-
Notifications
You must be signed in to change notification settings - Fork 889
Description
Describe the bug
In environments where YARP has to (re-)establish a lot of connections to the same domain and DNS resolution times are non-zero, DNS resolution times can become excessive leading to pathological behavior.
This is triggered by dotnet serializing all DNS requests for a domain under the assumption there is a local resolver cache that will be fast after the first query completes. This is generally not true in Linux/Kubernetes.
To Reproduce
- Get a DNS resolver with some latency (~5ms or so are sufficient)
- Add a backend forces reconnects
- Put sufficient load on the instance (e.g. >200rps @ 5ms)

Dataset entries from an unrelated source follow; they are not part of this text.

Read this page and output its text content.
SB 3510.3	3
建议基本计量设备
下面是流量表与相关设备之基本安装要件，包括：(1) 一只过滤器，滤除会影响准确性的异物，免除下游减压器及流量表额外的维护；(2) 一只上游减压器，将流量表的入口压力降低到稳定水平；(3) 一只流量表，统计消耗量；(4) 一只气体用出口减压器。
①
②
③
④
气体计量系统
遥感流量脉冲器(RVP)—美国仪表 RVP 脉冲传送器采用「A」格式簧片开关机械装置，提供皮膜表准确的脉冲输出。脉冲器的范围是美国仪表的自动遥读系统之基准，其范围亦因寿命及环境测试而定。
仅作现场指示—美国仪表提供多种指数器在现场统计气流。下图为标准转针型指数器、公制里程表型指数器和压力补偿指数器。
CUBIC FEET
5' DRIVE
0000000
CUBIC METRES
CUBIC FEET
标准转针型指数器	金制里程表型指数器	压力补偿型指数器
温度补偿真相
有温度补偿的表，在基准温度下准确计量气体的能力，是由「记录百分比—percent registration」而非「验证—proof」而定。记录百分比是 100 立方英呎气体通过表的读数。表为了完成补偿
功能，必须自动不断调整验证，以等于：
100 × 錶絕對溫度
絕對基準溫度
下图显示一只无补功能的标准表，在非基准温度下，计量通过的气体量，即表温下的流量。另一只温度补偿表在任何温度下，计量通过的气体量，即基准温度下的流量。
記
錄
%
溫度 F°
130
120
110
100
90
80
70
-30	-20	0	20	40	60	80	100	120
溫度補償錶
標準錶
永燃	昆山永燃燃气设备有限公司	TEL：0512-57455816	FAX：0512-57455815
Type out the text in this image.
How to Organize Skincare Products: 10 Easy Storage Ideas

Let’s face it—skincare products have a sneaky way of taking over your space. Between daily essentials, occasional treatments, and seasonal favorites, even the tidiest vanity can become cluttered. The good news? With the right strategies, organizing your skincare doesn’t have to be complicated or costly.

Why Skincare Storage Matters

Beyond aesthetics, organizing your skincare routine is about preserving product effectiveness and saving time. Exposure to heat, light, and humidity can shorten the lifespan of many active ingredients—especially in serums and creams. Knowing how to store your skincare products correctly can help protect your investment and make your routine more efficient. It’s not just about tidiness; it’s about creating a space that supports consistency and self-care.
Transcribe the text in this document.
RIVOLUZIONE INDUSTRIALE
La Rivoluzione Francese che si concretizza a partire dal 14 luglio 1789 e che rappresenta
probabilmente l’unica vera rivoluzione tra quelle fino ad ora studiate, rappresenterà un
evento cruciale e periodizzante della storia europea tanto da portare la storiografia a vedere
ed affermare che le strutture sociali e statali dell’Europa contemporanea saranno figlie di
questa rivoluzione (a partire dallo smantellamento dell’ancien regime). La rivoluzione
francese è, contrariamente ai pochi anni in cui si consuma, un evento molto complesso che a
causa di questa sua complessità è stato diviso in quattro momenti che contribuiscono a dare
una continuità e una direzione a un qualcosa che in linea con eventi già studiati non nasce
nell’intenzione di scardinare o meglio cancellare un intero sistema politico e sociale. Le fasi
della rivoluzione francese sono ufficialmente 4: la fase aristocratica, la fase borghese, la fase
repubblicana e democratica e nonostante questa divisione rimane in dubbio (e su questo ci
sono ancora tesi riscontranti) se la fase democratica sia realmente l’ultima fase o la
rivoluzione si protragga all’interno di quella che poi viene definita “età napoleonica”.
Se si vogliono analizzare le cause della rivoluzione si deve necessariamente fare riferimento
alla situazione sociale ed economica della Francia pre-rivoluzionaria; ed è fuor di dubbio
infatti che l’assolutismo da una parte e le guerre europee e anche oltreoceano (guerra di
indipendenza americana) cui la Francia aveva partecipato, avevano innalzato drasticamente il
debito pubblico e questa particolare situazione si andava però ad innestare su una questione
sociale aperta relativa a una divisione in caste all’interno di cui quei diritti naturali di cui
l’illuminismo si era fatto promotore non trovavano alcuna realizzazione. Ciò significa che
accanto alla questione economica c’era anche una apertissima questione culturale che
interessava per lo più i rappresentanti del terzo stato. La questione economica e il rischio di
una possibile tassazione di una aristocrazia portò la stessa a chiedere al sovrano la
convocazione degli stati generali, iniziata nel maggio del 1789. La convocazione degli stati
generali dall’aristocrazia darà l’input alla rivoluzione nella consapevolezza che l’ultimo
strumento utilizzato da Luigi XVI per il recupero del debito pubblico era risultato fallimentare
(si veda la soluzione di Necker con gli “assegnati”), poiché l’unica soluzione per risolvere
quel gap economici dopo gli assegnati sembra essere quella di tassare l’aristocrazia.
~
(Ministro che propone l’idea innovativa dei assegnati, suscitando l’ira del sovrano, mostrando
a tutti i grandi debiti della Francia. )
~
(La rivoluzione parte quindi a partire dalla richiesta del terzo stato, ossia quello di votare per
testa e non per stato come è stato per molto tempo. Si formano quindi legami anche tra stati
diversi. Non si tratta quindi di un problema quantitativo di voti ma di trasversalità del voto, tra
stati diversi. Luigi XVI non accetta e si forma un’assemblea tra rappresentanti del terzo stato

- Observe DNS metrics. The time for resolution of the domain will keep climbing.
Further technical details
Found with YARP 2.3.0, dotnet 8 on AKS (Kubernetes, Linux). Probably not a problem on systems with built-in resolver caches, but should be true for any system where DNS has some latency. Especially in Kubernetes many queries are "slow" due to the way they setup the default search behavior for local domains. Ich checked an the serialization behavior seems to still be in place in dotnet 10 preview.
In our case the pathological behavior was triggered by a relatively short term backend overload triggering lots of reconnects. Due to the high rps this was sufficient to drive DNS resolution times over the connection timeout making it pretty much impossible for the instance to recover.
Imo it might make sense to provide some form of mitigation,workaround or guidance in YARP for this. I am also considering reporting this to dotnet runtime as I think it was written under the assumption of being in a windows environment with very fast local caching.